Age-gap relationships warp both partners' inner timelines and long-held presumptions about where their lives are going. Sometimes things are done out of order, just because there's chronological confusion to begin with. Jill Adler's boyfriend, Ryan Freitas, is 27; she is 39. They met at a bar in Park City, Utah, four years ago, and for the first year they dated, she lied to him about her age. "Then one day I had my driver's license out and wouldn't let him see it. He asked, 'What are you hiding from me?' Finally, I said, 'Just look at it. If you're going to walk away, walk now.'"
He stayed. In 2005 Jill really wanted to get pregnant, but Ryan wanted to turn 30 before becoming a father. She told him she couldn't wait that long, biologically. So he made the leap. They weren't married, he was scared to death, yet he still said to her, "I'm your man."
"Think back to when you were 26," she says. "At that age, I didn't want to have a kid, so I kind of understood. But he didn't want me to miss out on the opportunity. It was basically a gift from him. He was doing me this great favor. And I never said, 'Now you have to move in; now you have to marry me.' It was just, 'You are going out of your way to do something incredible for me, so whatever you need to do is totally your prerogative.'"
For all its challenges, an age gap can also provide a chance to slow down and take a deep breath. Sarah Belle, 49, lives in Iowa City with her husband, Haywood, 67. She loves his easygoing pace and low-key, old-fashioned sense of romance. He buys her gifts, but they are more thoughtful than flashy, like a single flower or a new umbrella. "When we were dating, every time I came to visit he'd have licorice—I love licorice," she says. He never tried to wow her with expensive jewelry or clothes—even though, as a successful real estate developer, he could afford to. "He didn't have to prove anything," she says. "When people are younger, they often try to sell themselves." And the prospect of nursing him if he becomes seriously ill is fine with her. "Of course I'll be there to take care of him!" Sarah says enthusiastically, as if she were talking about a cocktail party she will definitely be attending.
I've often heard that love should be easy, that even the hardships shouldn't feel so hard.
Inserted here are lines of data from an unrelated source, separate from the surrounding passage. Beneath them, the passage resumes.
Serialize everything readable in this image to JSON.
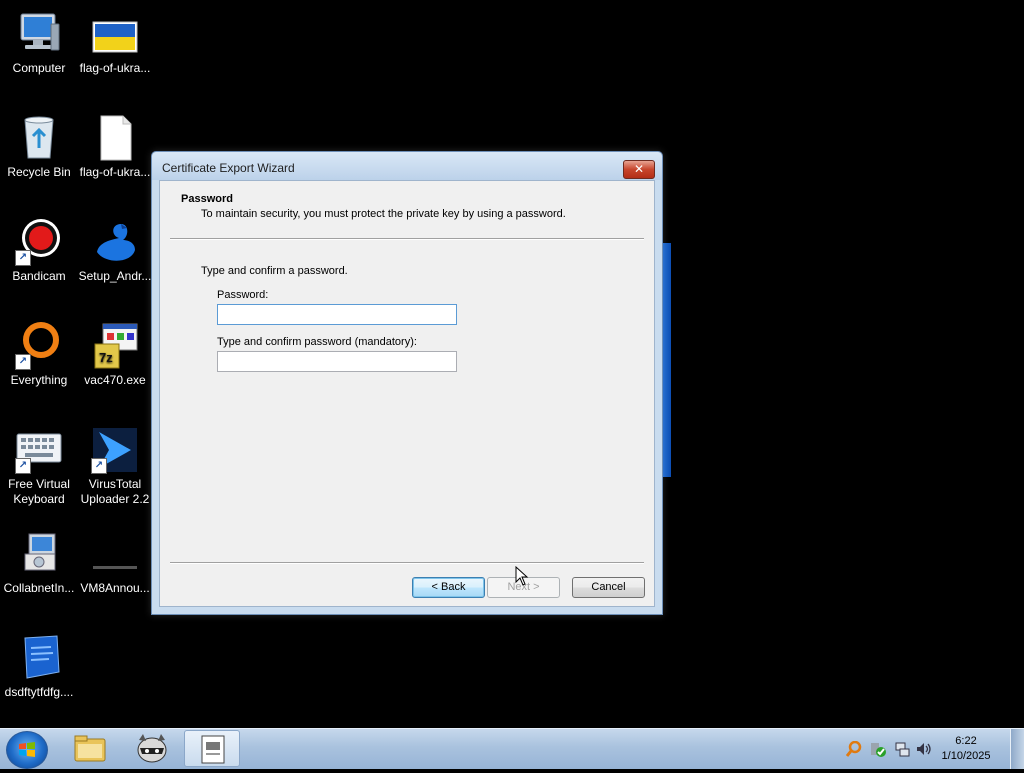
{
  "desktop": {
    "icons": [
      {
        "label": "Computer"
      },
      {
        "label": "flag-of-ukra..."
      },
      {
        "label": "Recycle Bin"
      },
      {
        "label": "flag-of-ukra..."
      },
      {
        "label": "Bandicam"
      },
      {
        "label": "Setup_Andr..."
      },
      {
        "label": "Everything"
      },
      {
        "label": "vac470.exe"
      },
      {
        "label": "Free Virtual Keyboard"
      },
      {
        "label": "VirusTotal Uploader 2.2"
      },
      {
        "label": "CollabnetIn..."
      },
      {
        "label": "VM8Annou..."
      },
      {
        "label": "dsdftytfdfg...."
      }
    ]
  },
  "dialog": {
    "title": "Certificate Export Wizard",
    "close_label": "✕",
    "header_title": "Password",
    "header_subtitle": "To maintain security, you must protect the private key by using a password.",
    "instruction": "Type and confirm a password.",
    "password_label": "Password:",
    "password_value": "",
    "confirm_label": "Type and confirm password (mandatory):",
    "confirm_value": "",
    "back_label": "< Back",
    "next_label": "Next >",
    "cancel_label": "Cancel"
  },
  "taskbar": {
    "clock_time": "6:22",
    "clock_date": "1/10/2025"
  }
}
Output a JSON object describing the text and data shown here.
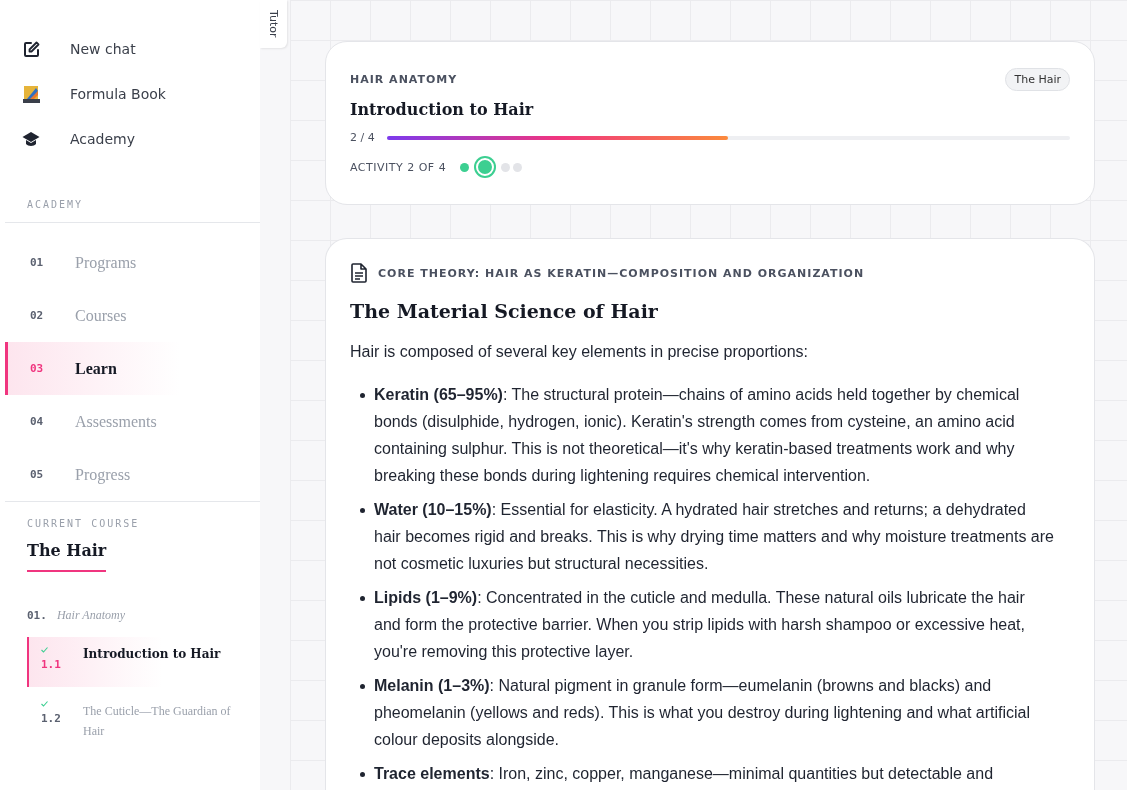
{
  "sidebar": {
    "top_items": [
      {
        "label": "New chat"
      },
      {
        "label": "Formula Book"
      },
      {
        "label": "Academy"
      }
    ],
    "section_label": "ACADEMY",
    "nav": [
      {
        "number": "01",
        "label": "Programs",
        "selected": false
      },
      {
        "number": "02",
        "label": "Courses",
        "selected": false
      },
      {
        "number": "03",
        "label": "Learn",
        "selected": true
      },
      {
        "number": "04",
        "label": "Assessments",
        "selected": false
      },
      {
        "number": "05",
        "label": "Progress",
        "selected": false
      }
    ],
    "current_course": {
      "label": "CURRENT COURSE",
      "title": "The Hair",
      "modules": [
        {
          "number": "01.",
          "title": "Hair Anatomy",
          "lessons": [
            {
              "number": "1.1",
              "title": "Introduction to Hair",
              "done": true,
              "selected": true
            },
            {
              "number": "1.2",
              "title": "The Cuticle—The Guardian of Hair",
              "done": true,
              "selected": false
            }
          ]
        }
      ]
    }
  },
  "tutor_tab": {
    "label": "Tutor"
  },
  "lesson_card": {
    "module": "HAIR ANATOMY",
    "badge": "The Hair",
    "title": "Introduction to Hair",
    "progress_text": "2 / 4",
    "level": 0.5,
    "activity_text": "ACTIVITY 2 OF 4",
    "steps": [
      {
        "completed": true,
        "selected": false
      },
      {
        "completed": true,
        "selected": true
      },
      {
        "completed": false,
        "selected": false
      },
      {
        "completed": false,
        "selected": false
      }
    ]
  },
  "content_card": {
    "section": "CORE THEORY: HAIR AS KERATIN—COMPOSITION AND ORGANIZATION",
    "heading": "The Material Science of Hair",
    "intro": "Hair is composed of several key elements in precise proportions:",
    "bullets": [
      "**Keratin (65–95%)**: The structural protein—chains of amino acids held together by chemical bonds (disulphide, hydrogen, ionic). Keratin's strength comes from cysteine, an amino acid containing sulphur. This is not theoretical—it's why keratin-based treatments work and why breaking these bonds during lightening requires chemical intervention.",
      "**Water (10–15%)**: Essential for elasticity. A hydrated hair stretches and returns; a dehydrated hair becomes rigid and breaks. This is why drying time matters and why moisture treatments are not cosmetic luxuries but structural necessities.",
      "**Lipids (1–9%)**: Concentrated in the cuticle and medulla. These natural oils lubricate the hair and form the protective barrier. When you strip lipids with harsh shampoo or excessive heat, you're removing this protective layer.",
      "**Melanin (1–3%)**: Natural pigment in granule form—eumelanin (browns and blacks) and pheomelanin (yellows and reds). This is what you destroy during lightening and what artificial colour deposits alongside.",
      "**Trace elements**: Iron, zinc, copper, manganese—minimal quantities but detectable and"
    ]
  }
}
I believe there's some truth to the Cinderella fairy tale—your partner should be like a shoe that fits perfectly, not one you have to force because you want to live in a castle and wear a tiara. More than anything, Dianne Dallin says, being married to a man 14 years younger has taught her to keep her eye on the essentials: Does it feel right? Is he kind? Do I love him? If the answers are yes, she says, then nothing else really matters.